A partir desse dia da piada ruim na van, eu pensei bem a respeito e comecei a criar o que eu chamo de "Teoria da Fonte". Ela não serve só para o humor, mas para vários aspectos das relações sociais. Eis a Teoria:

"A sua opinião e reação a um determinado fato é impossível de ser desassociado aos seus sentimentos e opiniões sobre o agente/autor e influi muito mais do que nossa consciência deixa perceber".

Complicou? Exemplificamos: Uma pessoa é traída pelo namorado. A partir de agora, esse namorado é um cretino, um canalha, não tem coração e nada justifica a traição. Se ele estava infeliz, que largasse primeiro, oras!. Ao mesmo tempo, uma amiga dessa primeira pessoa trai o namorado. E essa amiga é tudo na vida dessa pessoa. Agora, ela vai e diz à amiga - inconsolável porque o namorado descobriu a traição e não pensou duas vezes em terminar tudo - que essas coisas acontecem, que ela teve um momento de fraqueza, e que o namorado traído não só deu motivos para ser traído como também por mais grave que achasse aquilo, não deveria largar a pessoa assim de qualquer maneira.

Bipolaridade? Dois pesos e duas medidas? Não, só a Teoria da Fonte. Se você for questionar a diferença de comportamento para duas situações iguais, a pessoa irá dizer que uma coisa não tem nada a ver com a outra. Pra nós, que vemos de fora toda a situação, são duas traições iguais. Para a menina em observação, temos de um lado um cara que vacilou com ela e uma amiga que é tudo na vida dela e que não a causou mal algum.

É um mal? Sim. Acabará com o mundo? Não. O mundo sempre existiu assim. A Teoria da Fonte explica basicamente todas as relações humanas, principalmente das pessoas mais dramáticas e que gostam de transparecer aos outros o que estão sentindo, porque é assim que as coisas ficam mais evidentes.

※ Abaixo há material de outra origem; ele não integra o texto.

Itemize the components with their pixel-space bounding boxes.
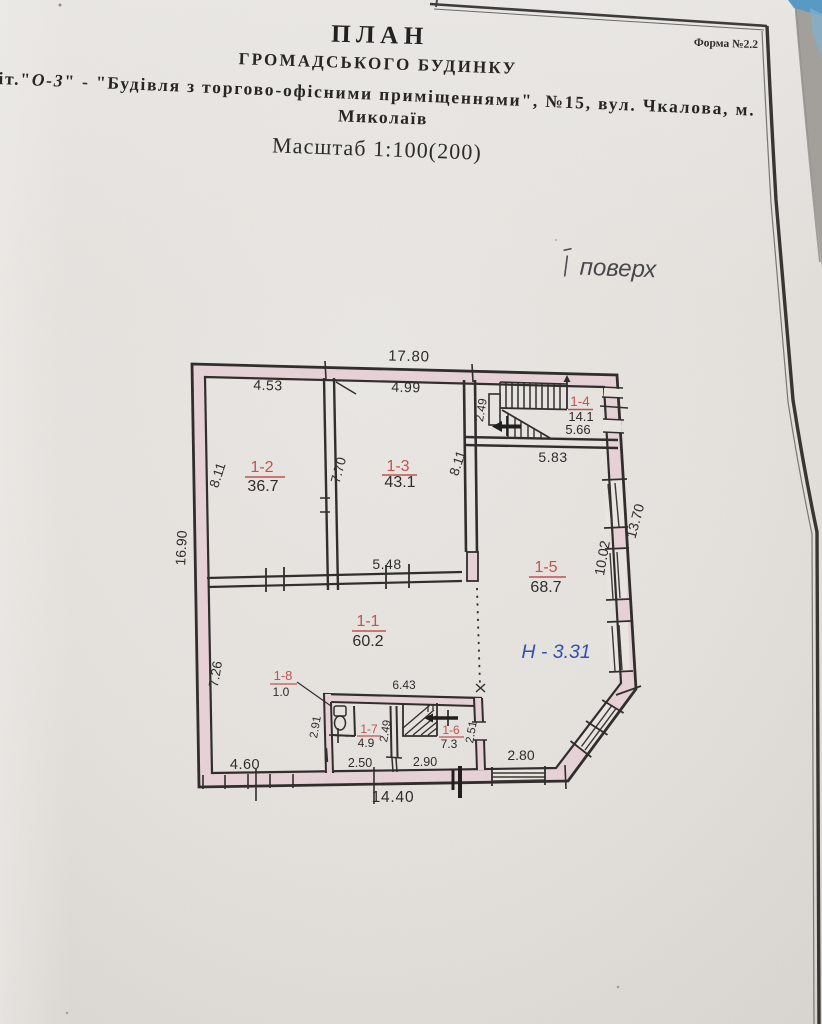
svg-text:68.7: 68.7 <box>530 579 561 596</box>
svg-text:5.48: 5.48 <box>372 556 401 572</box>
svg-text:36.7: 36.7 <box>247 478 278 495</box>
svg-text:16.90: 16.90 <box>172 530 190 566</box>
svg-text:1-7: 1-7 <box>360 722 378 736</box>
svg-text:17.80: 17.80 <box>388 347 430 365</box>
svg-text:1-5: 1-5 <box>534 559 557 576</box>
svg-text:2.80: 2.80 <box>507 747 534 763</box>
svg-text:6.43: 6.43 <box>392 678 416 692</box>
svg-text:ПЛАН: ПЛАН <box>331 21 429 51</box>
svg-text:5.66: 5.66 <box>565 422 590 437</box>
svg-text:1.0: 1.0 <box>273 685 290 699</box>
svg-text:2.50: 2.50 <box>348 756 372 770</box>
svg-text:4.9: 4.9 <box>358 736 375 750</box>
svg-text:H - 3.31: H - 3.31 <box>521 641 590 663</box>
svg-text:14.40: 14.40 <box>372 789 415 806</box>
svg-text:1-6: 1-6 <box>442 723 460 737</box>
svg-text:60.2: 60.2 <box>352 633 383 650</box>
svg-text:4.60: 4.60 <box>230 757 260 773</box>
svg-text:1-8: 1-8 <box>274 668 293 683</box>
svg-text:1-4: 1-4 <box>570 394 590 409</box>
svg-text:1-2: 1-2 <box>250 459 273 476</box>
svg-text:1-1: 1-1 <box>356 613 379 630</box>
svg-text:43.1: 43.1 <box>384 474 415 491</box>
svg-text:1-3: 1-3 <box>386 458 409 475</box>
svg-text:5.83: 5.83 <box>538 449 567 465</box>
svg-text:Миколаїв: Миколаїв <box>338 105 429 128</box>
svg-text:поверх: поверх <box>579 254 657 284</box>
svg-text:4.53: 4.53 <box>253 377 283 394</box>
svg-text:4.99: 4.99 <box>391 379 421 396</box>
svg-text:2.90: 2.90 <box>413 755 437 769</box>
svg-text:Форма №2.2: Форма №2.2 <box>694 37 759 51</box>
svg-text:7.3: 7.3 <box>441 737 458 751</box>
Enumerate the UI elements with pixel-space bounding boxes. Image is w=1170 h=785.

Eu não sou nenhum mestre zen como alguns amigos dizem, mas gosto muito de uma menina que me ajudou num momento difícil da vida, e eles a odeiam e vivem falando mal dela, e me perguntando como eu a aguento. Eu os entendo, eles não tiveram com ela uma reação tão próxima como eu tive, e por isso a criticam até em coisas que fazem igual. Ao memso tempo, odiava uma pessoa desde 2005 e ficava vendo nas fotos dela do orkut traços de loucura. Aí fiz as pazes com ela no começo do ano e comecei a perceber a beleza de seu sorriso e de seus olhos, que eram rigorosamente os mesmos, mas pareciam ocultos para mim.

Mas e aí, tem tratamento? Tratamento não tem porque não é uma doença, mas existe um exercício que vai fazer você se surpreender do quanto de Teoria da Fonte existe dentro de você e você nunca percebeu:

Pegue uma pessoa que você esteja odiando no momento, pode ser o caixa do supermercado que errou o troco, o segurança de boate que não te tratou devidamente ou o seu irmão que acabou de aprontar alguma com você. Beleza. Agora SEJA essa pessoa. tente se colocar no lugar dela, o que está em jogo aqui é um exercício de empatia que você precisa se ver com olhos que não são os seus, uma visão de fora. Se fosse outra pessoa que fizesse o que você fez, você aguentaria? Nessa brincadeira, uma regra é de suma importância. Você tem que se jogar no lugar da pessoa até descobrir o que a motivou a agir assim. E não vale enquanto suas respostas forem "por maldade" ou "de sacanagem". Não, não existe uma KGB só para te perseguir, eu te juro, você nem é tão importante assim para o mundo. SEJA a pessoa e tente achar os motivos da pessoa. Garanto que você vai se surpreender ao se olhar sem as amarras da proteção.